St. James Encyclopedia of Pop Culture, Jan 29, 2002 by Steven Schneider

The Wolfman--a bipedal, cinematic version of the werewolf archetype--dramatically embodies the Jekyll/Hyde (superego/id) dichotomy present in us all. The Wolfman first took center stage in Universal's Werewolf of London (1935), starring Henry Hull in a role reprised decades later by Jack Nicholson (Wolf, 1994). Soon after, Curt Siodmak (Donovan's Brain) finished the screenplay for Universal's latest horror classic, The Wolf Man (1941), directed by George Waggner.
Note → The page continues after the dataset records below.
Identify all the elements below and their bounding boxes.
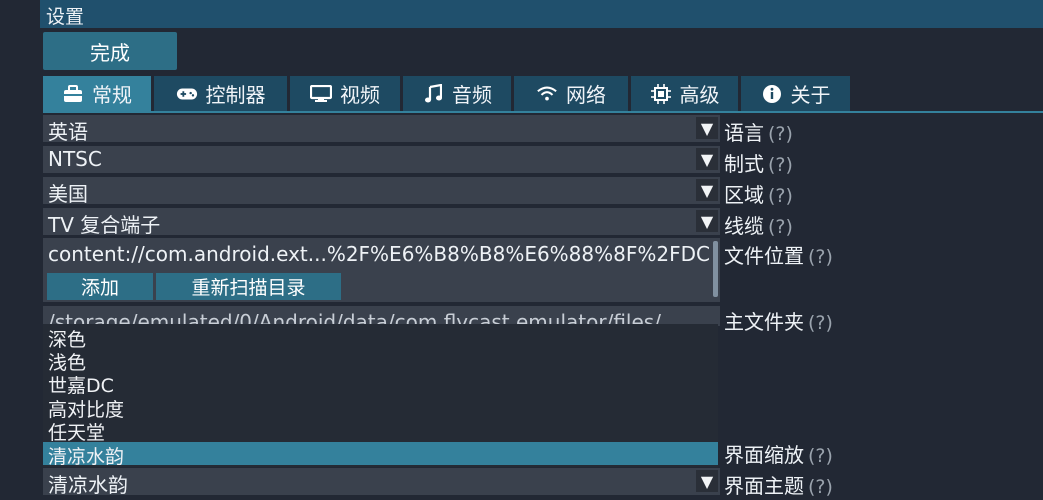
tab-label: 高级 — [679, 83, 720, 107]
gamepad-icon — [176, 83, 198, 105]
help-icon[interactable]: (?) — [768, 216, 793, 238]
region-value: 美国 — [48, 182, 88, 206]
done-button[interactable]: 完成 — [43, 32, 177, 70]
rescan-button[interactable]: 重新扫描目录 — [156, 273, 341, 300]
theme-value: 清凉水韵 — [48, 473, 128, 497]
wifi-icon — [536, 83, 558, 105]
language-value: 英语 — [48, 120, 88, 144]
theme-select[interactable]: 清凉水韵 ▼ — [43, 468, 720, 497]
tab-label: 常规 — [92, 83, 132, 107]
window-title: 设置 — [46, 6, 85, 28]
cable-select[interactable]: TV 复合端子 ▼ — [43, 208, 720, 237]
scrollbar[interactable] — [713, 241, 718, 297]
tab-advanced[interactable]: 高级 — [631, 76, 738, 111]
help-icon[interactable]: (?) — [808, 476, 833, 498]
dropdown-arrow-icon[interactable]: ▼ — [696, 470, 718, 492]
region-label: 区域 (?) — [724, 183, 793, 207]
tab-label: 控制器 — [205, 83, 266, 107]
broadcast-value: NTSC — [48, 147, 102, 171]
tab-audio[interactable]: 音频 — [403, 76, 511, 111]
theme-option[interactable]: 世嘉DC — [43, 371, 718, 397]
broadcast-select[interactable]: NTSC ▼ — [43, 146, 720, 173]
theme-option[interactable]: 深色 — [43, 325, 718, 351]
tab-label: 视频 — [340, 83, 380, 107]
tab-network[interactable]: 网络 — [514, 76, 628, 111]
help-icon[interactable]: (?) — [808, 312, 833, 334]
tab-label: 网络 — [566, 83, 606, 107]
ui-scale-label: 界面缩放 (?) — [724, 443, 833, 467]
monitor-icon — [310, 83, 332, 105]
content-location-path: content://com.android.ext...%2F%E6%B8%B8… — [48, 242, 710, 266]
tab-video[interactable]: 视频 — [290, 76, 400, 111]
music-note-icon — [422, 83, 444, 105]
tab-about[interactable]: 关于 — [741, 76, 850, 111]
home-folder-field[interactable]: /storage/emulated/0/Android/data/com.fly… — [43, 306, 720, 326]
tab-label: 关于 — [790, 83, 831, 107]
help-icon[interactable]: (?) — [768, 123, 793, 145]
tab-controller[interactable]: 控制器 — [154, 76, 287, 111]
help-icon[interactable]: (?) — [768, 185, 793, 207]
dropdown-arrow-icon[interactable]: ▼ — [696, 148, 718, 170]
dropdown-arrow-icon[interactable]: ▼ — [696, 210, 718, 232]
help-icon[interactable]: (?) — [768, 154, 793, 176]
home-folder-label: 主文件夹 (?) — [724, 310, 833, 334]
tab-general[interactable]: 常规 — [43, 76, 151, 111]
cable-value: TV 复合端子 — [48, 213, 161, 237]
theme-option-selected[interactable]: 清凉水韵 — [43, 442, 718, 468]
info-icon — [761, 83, 783, 105]
cable-label: 线缆 (?) — [724, 214, 793, 238]
region-select[interactable]: 美国 ▼ — [43, 177, 720, 206]
theme-option[interactable]: 浅色 — [43, 348, 718, 374]
dropdown-arrow-icon[interactable]: ▼ — [696, 117, 718, 139]
theme-option[interactable]: 高对比度 — [43, 395, 718, 421]
broadcast-label: 制式 (?) — [724, 152, 793, 176]
toolbox-icon — [62, 83, 84, 105]
help-icon[interactable]: (?) — [808, 445, 833, 467]
content-location-label: 文件位置 (?) — [724, 244, 833, 268]
add-button[interactable]: 添加 — [47, 273, 153, 300]
theme-dropdown-list: 深色 浅色 世嘉DC 高对比度 任天堂 清凉水韵 — [43, 324, 718, 468]
tab-label: 音频 — [452, 83, 492, 107]
title-bar: 设置 — [40, 0, 1043, 28]
chip-icon — [650, 83, 672, 105]
language-label: 语言 (?) — [724, 121, 793, 145]
tab-underline — [43, 111, 1043, 113]
theme-option[interactable]: 任天堂 — [43, 418, 718, 444]
help-icon[interactable]: (?) — [808, 246, 833, 268]
content-location-list[interactable]: content://com.android.ext...%2F%E6%B8%B8… — [43, 238, 720, 302]
dropdown-arrow-icon[interactable]: ▼ — [696, 179, 718, 201]
language-select[interactable]: 英语 ▼ — [43, 115, 720, 144]
theme-label: 界面主题 (?) — [724, 474, 833, 498]
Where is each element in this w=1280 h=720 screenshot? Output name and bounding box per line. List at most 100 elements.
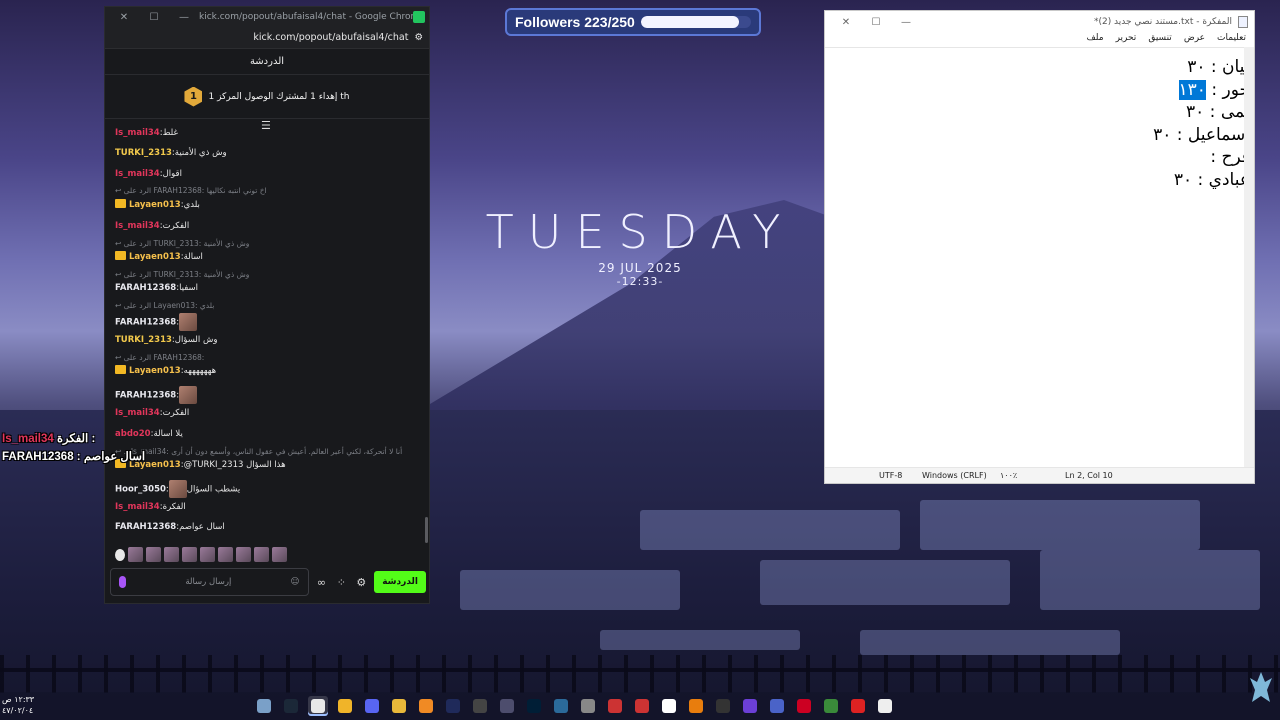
- chat-scrollbar[interactable]: [425, 517, 428, 543]
- chat-username[interactable]: Layaen013: [129, 366, 181, 376]
- url-text: kick.com/popout/abufaisal4/chat: [253, 32, 409, 43]
- chat-message-text: اقوال: [162, 169, 182, 179]
- emote-icon: [179, 386, 198, 404]
- app4-icon[interactable]: [767, 696, 787, 716]
- steam-icon[interactable]: [281, 696, 301, 716]
- chat-username[interactable]: TURKI_2313: [115, 148, 172, 158]
- obs-icon[interactable]: [497, 696, 517, 716]
- app2-icon[interactable]: [713, 696, 733, 716]
- chat-username[interactable]: TURKI_2313: [115, 335, 172, 345]
- send-chat-button[interactable]: الدردشة: [374, 571, 426, 593]
- emote-icon[interactable]: [164, 547, 179, 562]
- chat-message-text: وش ذي الأمنية: [174, 148, 227, 158]
- emote-icon[interactable]: [218, 547, 233, 562]
- chat-username[interactable]: Layaen013: [129, 200, 181, 210]
- minimize-icon[interactable]: —: [891, 17, 921, 28]
- taskbar-clock[interactable]: ١٢:٣٣ ص ٤٧/٠٢/٠٤: [2, 694, 34, 716]
- chat-username[interactable]: FARAH12368: [115, 522, 176, 532]
- menu-item[interactable]: تعليمات: [1217, 33, 1246, 47]
- minimize-icon[interactable]: —: [169, 12, 199, 23]
- microphone-icon[interactable]: [119, 576, 126, 588]
- emote-icon[interactable]: [200, 547, 215, 562]
- app8-icon[interactable]: [875, 696, 895, 716]
- settings-gear-icon[interactable]: ⚙: [354, 576, 368, 589]
- close-icon[interactable]: ✕: [831, 17, 861, 28]
- unity-icon[interactable]: [470, 696, 490, 716]
- app6-icon[interactable]: [821, 696, 841, 716]
- tool-icon[interactable]: [578, 696, 598, 716]
- emote-icon[interactable]: [182, 547, 197, 562]
- chat-username[interactable]: Hoor_3050: [115, 485, 166, 495]
- app4-icon-glyph: [770, 699, 784, 713]
- ps-icon[interactable]: [524, 696, 544, 716]
- file-icon-glyph: [257, 699, 271, 713]
- notepad-text-area[interactable]: ليان : ٣٠ حور : ١٣٠ لمى : ٣٠ اسماعيل : ٣٠ فر…: [825, 47, 1254, 467]
- encoding: UTF-8: [879, 471, 903, 480]
- followers-progress-bar: [640, 16, 751, 28]
- chat-message: Is_mail34:الفكرة: [115, 501, 186, 513]
- emoji-icon[interactable]: ☺: [291, 577, 300, 587]
- file-icon[interactable]: [254, 696, 274, 716]
- emote-icon[interactable]: [254, 547, 269, 562]
- chat-username[interactable]: Layaen013: [129, 252, 181, 262]
- emote-icon[interactable]: [146, 547, 161, 562]
- chat-username[interactable]: Is_mail34: [115, 502, 160, 512]
- maximize-icon[interactable]: ☐: [861, 17, 891, 28]
- chat-message: Layaen013:اسالة: [115, 251, 203, 263]
- chat-username[interactable]: FARAH12368: [115, 318, 176, 328]
- notepad-line: اسماعيل : ٣٠: [1153, 124, 1250, 145]
- vlc-icon[interactable]: [416, 696, 436, 716]
- chat-message: FARAH12368:اسفيا: [115, 282, 198, 294]
- chrome-icon[interactable]: [308, 696, 328, 716]
- menu-item[interactable]: ملف: [1086, 33, 1103, 47]
- notepad-line: لمى : ٣٠: [1186, 102, 1250, 122]
- chat-icon-glyph: [338, 699, 352, 713]
- chat-icon[interactable]: [335, 696, 355, 716]
- emote-icon[interactable]: [236, 547, 251, 562]
- crown-badge-icon: [115, 199, 126, 208]
- dots-icon[interactable]: ⁘: [334, 576, 348, 589]
- game-icon[interactable]: [605, 696, 625, 716]
- app5-icon[interactable]: [794, 696, 814, 716]
- maximize-icon[interactable]: ☐: [139, 12, 169, 23]
- chat-message: FARAH12368:اسال عواصم: [115, 521, 225, 533]
- chat-message: Is_mail34:اقوال: [115, 168, 182, 180]
- emote-icon[interactable]: [128, 547, 143, 562]
- address-bar[interactable]: kick.com/popout/abufaisal4/chat ⚙: [105, 27, 429, 49]
- notepad-icon: [1238, 16, 1248, 28]
- folder-icon[interactable]: [389, 696, 409, 716]
- chat-username[interactable]: Is_mail34: [115, 221, 160, 231]
- close-icon[interactable]: ✕: [109, 12, 139, 23]
- emote-icon[interactable]: [272, 547, 287, 562]
- menu-item[interactable]: تنسيق: [1148, 33, 1171, 47]
- pinned-text: إهداء 1 لمشترك الوصول المركز 1 th: [208, 91, 350, 102]
- collapse-pinned-icon[interactable]: ☰: [261, 119, 271, 132]
- chat-username[interactable]: FARAH12368: [115, 391, 176, 401]
- ae-icon[interactable]: [443, 696, 463, 716]
- tray-logo-icon[interactable]: [1248, 668, 1274, 708]
- chat-username[interactable]: Is_mail34: [115, 408, 160, 418]
- chat-message-text: اسالة: [183, 252, 203, 262]
- followers-progress-fill: [640, 16, 740, 28]
- app7-icon[interactable]: [848, 696, 868, 716]
- notion-icon[interactable]: [659, 696, 679, 716]
- menu-item[interactable]: تحرير: [1116, 33, 1137, 47]
- app-icon[interactable]: [551, 696, 571, 716]
- chat-username[interactable]: Is_mail34: [115, 169, 160, 179]
- chat-username[interactable]: FARAH12368: [115, 283, 176, 293]
- emote-icon[interactable]: [115, 549, 125, 561]
- site-settings-icon[interactable]: ⚙: [414, 32, 423, 43]
- chat-input[interactable]: إرسال رسالة ☺: [110, 568, 309, 596]
- app3-icon[interactable]: [740, 696, 760, 716]
- blender-icon[interactable]: [686, 696, 706, 716]
- date-label: 29 JUL 2025: [598, 261, 682, 275]
- infinity-icon[interactable]: ∞: [315, 576, 329, 589]
- game2-icon[interactable]: [632, 696, 652, 716]
- chat-overlay: Is_mail34 الفكرة : FARAH12368 : اسال عوا…: [2, 430, 145, 466]
- menu-item[interactable]: عرض: [1184, 33, 1205, 47]
- chat-username[interactable]: Is_mail34: [115, 128, 160, 138]
- chat-message: Is_mail34:الفكرت: [115, 220, 189, 232]
- discord-icon[interactable]: [362, 696, 382, 716]
- notepad-scrollbar[interactable]: [1244, 47, 1254, 467]
- tool-icon-glyph: [581, 699, 595, 713]
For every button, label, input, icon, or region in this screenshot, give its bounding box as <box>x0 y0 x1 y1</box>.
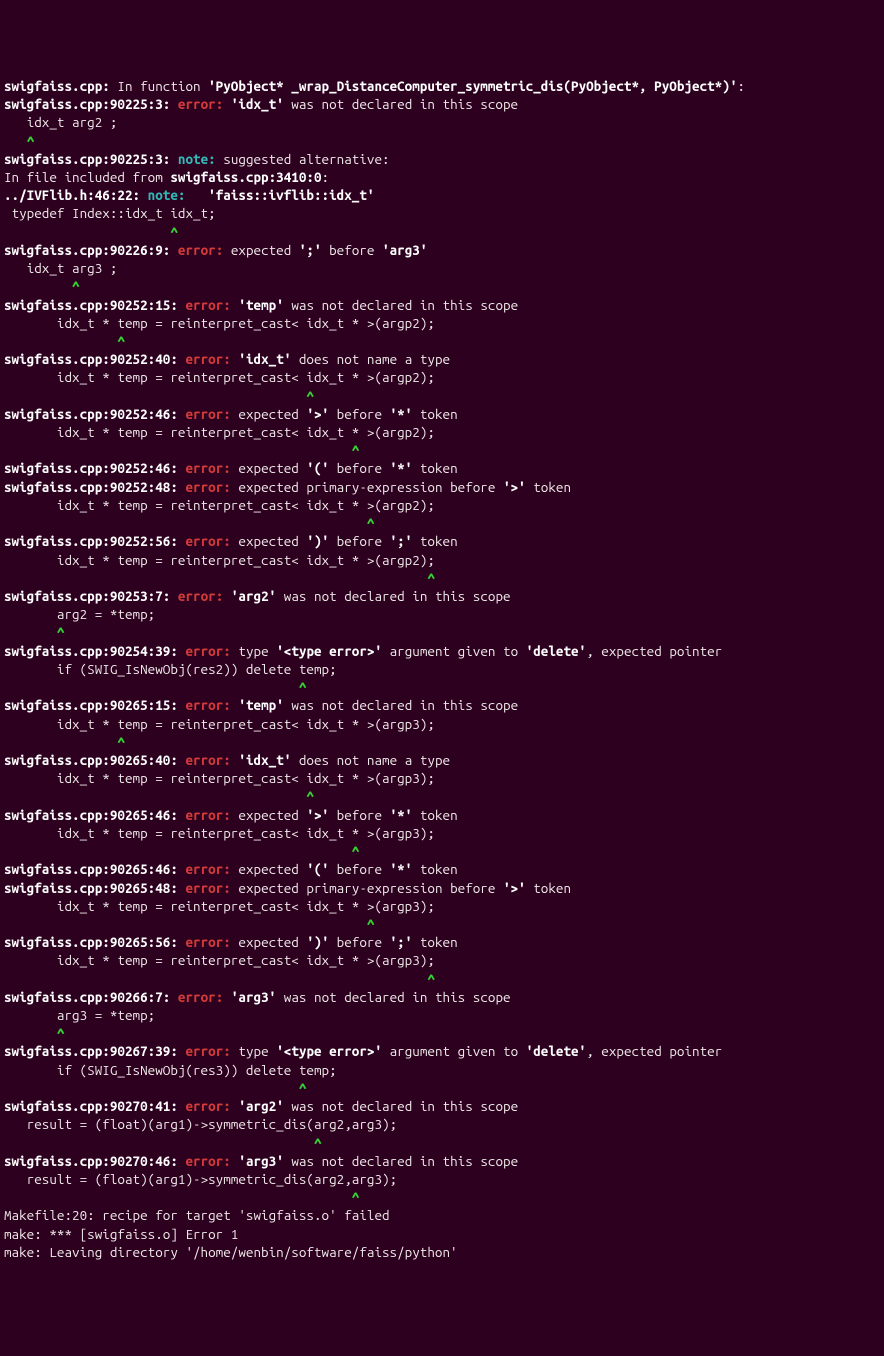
terminal-line: ^ <box>4 441 880 459</box>
terminal-line: result = (float)(arg1)->symmetric_dis(ar… <box>4 1115 880 1133</box>
terminal-line: In file included from swigfaiss.cpp:3410… <box>4 168 880 186</box>
terminal-line: idx_t * temp = reinterpret_cast< idx_t *… <box>4 423 880 441</box>
terminal-line: idx_t arg3 ; <box>4 259 880 277</box>
terminal-line: typedef Index::idx_t idx_t; <box>4 204 880 222</box>
terminal-line: arg3 = *temp; <box>4 1006 880 1024</box>
terminal-line: ^ <box>4 1024 880 1042</box>
terminal-line: idx_t arg2 ; <box>4 113 880 131</box>
terminal-line: idx_t * temp = reinterpret_cast< idx_t *… <box>4 715 880 733</box>
terminal-line: ^ <box>4 223 880 241</box>
terminal-line: swigfaiss.cpp:90270:46: error: 'arg3' wa… <box>4 1152 880 1170</box>
terminal-line: swigfaiss.cpp:90252:15: error: 'temp' wa… <box>4 296 880 314</box>
terminal-line: ^ <box>4 787 880 805</box>
terminal-line: ^ <box>4 1134 880 1152</box>
terminal-line: swigfaiss.cpp:90225:3: note: suggested a… <box>4 150 880 168</box>
terminal-line: result = (float)(arg1)->symmetric_dis(ar… <box>4 1170 880 1188</box>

Lon Chaney, Jr. starred as Lawrence Talbot, an American-educated Welshman who wants nothing more than to be cured of his irrepressible lycanthropy. Make-up king Jack Pierce devised an elaborate yak-hair costume for Chaney that would come to serve as the template for countless Halloween masks. Siodmak's story differed from previous werewolf tales in emphasizing the repressed sexual energy symbolically motivating Talbot's full-moon transformations. Four more Chaney-driven Wolfman films came out in the 1940s; numerous imitators, updates, and spoofs have since followed.

St. James Encyclopedia of Popular Culture, 2002 Gale Group.